• Axl Rosenberg

200px-zeitgeist_cover.pngI’m as sentimental as the next guy, and I know it just doesn’t feel like a Smashing Pumpkins reunion with James Iha and D’Arcy (hell, I’d settle for Melissa Auf der Maur), but let’s face facts: Billy Corgan was always the most important element of the Pumpkins’ success, and Billy Corgan has completely forgotten how to write a decent rock song. In other words: God himself could play lead guitar for this band and Zeitgeist would still blow goats.

The album starts off kind of promisingly with the hard rocking “Doomsday Clock,” and every once in awhile, Corgan seems to stumble ass-backwards into a semi-decent song, like the power ballad “Bleeding the Orchid,” which sounds just vintage-grungy enough to be convincing. And I appreciate Corgan’s attempt to be a little more creative than your average rock star (note the use of xylophones on “Neverlost”).

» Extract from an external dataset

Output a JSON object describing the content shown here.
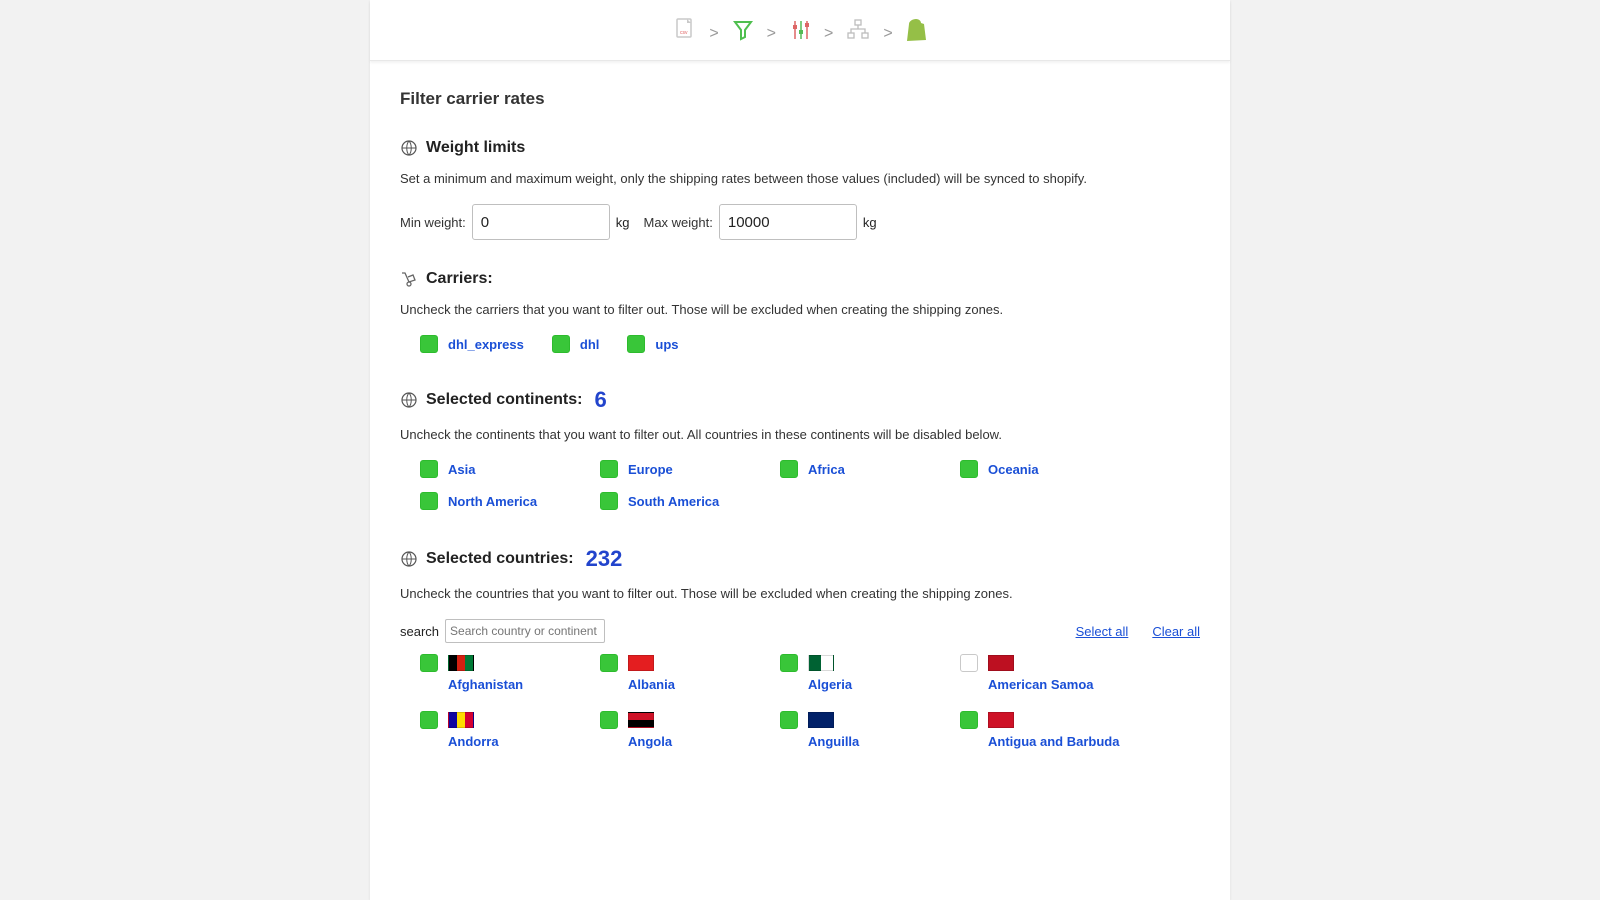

But all of that’s pretty irrelevant in the face of Corgan’s boring, hookless songwriting. There are almost no memorable choruses here, let alone a decent riff, and only a few songs into the album, all the tunes begin to blend together, to the point where I can’t even remember what makes “7 Shades of Black” different from “Tarantula” (probably nothing). The nine minute “United States” is obviously supposed to be some kind of epic, but, really, it’s just a pretentious bore (the first minute and a half is just mindless, distortion-heavy strumming – seriously), and “Starz” is the crappiest song ever written about a Disney-owned cable network.

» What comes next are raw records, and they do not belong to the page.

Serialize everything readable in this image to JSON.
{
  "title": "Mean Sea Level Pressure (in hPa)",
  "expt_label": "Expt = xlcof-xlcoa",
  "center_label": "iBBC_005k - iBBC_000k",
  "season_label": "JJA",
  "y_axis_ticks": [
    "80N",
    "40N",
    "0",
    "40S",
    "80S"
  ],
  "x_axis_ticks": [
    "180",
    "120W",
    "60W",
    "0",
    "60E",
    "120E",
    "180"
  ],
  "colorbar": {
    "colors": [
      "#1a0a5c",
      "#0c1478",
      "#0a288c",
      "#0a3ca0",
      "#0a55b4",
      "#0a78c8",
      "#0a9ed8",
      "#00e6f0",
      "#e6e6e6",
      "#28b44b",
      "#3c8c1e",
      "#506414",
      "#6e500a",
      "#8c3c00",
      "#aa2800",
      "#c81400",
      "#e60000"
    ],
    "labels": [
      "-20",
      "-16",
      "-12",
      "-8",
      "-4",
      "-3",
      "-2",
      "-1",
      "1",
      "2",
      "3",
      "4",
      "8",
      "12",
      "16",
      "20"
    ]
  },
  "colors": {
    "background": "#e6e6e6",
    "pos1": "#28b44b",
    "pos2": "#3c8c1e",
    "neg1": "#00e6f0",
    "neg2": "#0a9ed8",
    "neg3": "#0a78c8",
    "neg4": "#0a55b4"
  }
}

Bottom line: Billy Corgan’s drifting from shitty new band (Zwan) to shitty new solo album to shitty “reunion” with the group (name) from his salad days seems like a desperate ploy to launch himself back into the limelight – which makes Corgan the Tommy Lee of alt-rawk (Methods of Mayhem, anyone?). It’s not just that Corgan is no longer part of the zeitgeist; he’s a self-parody.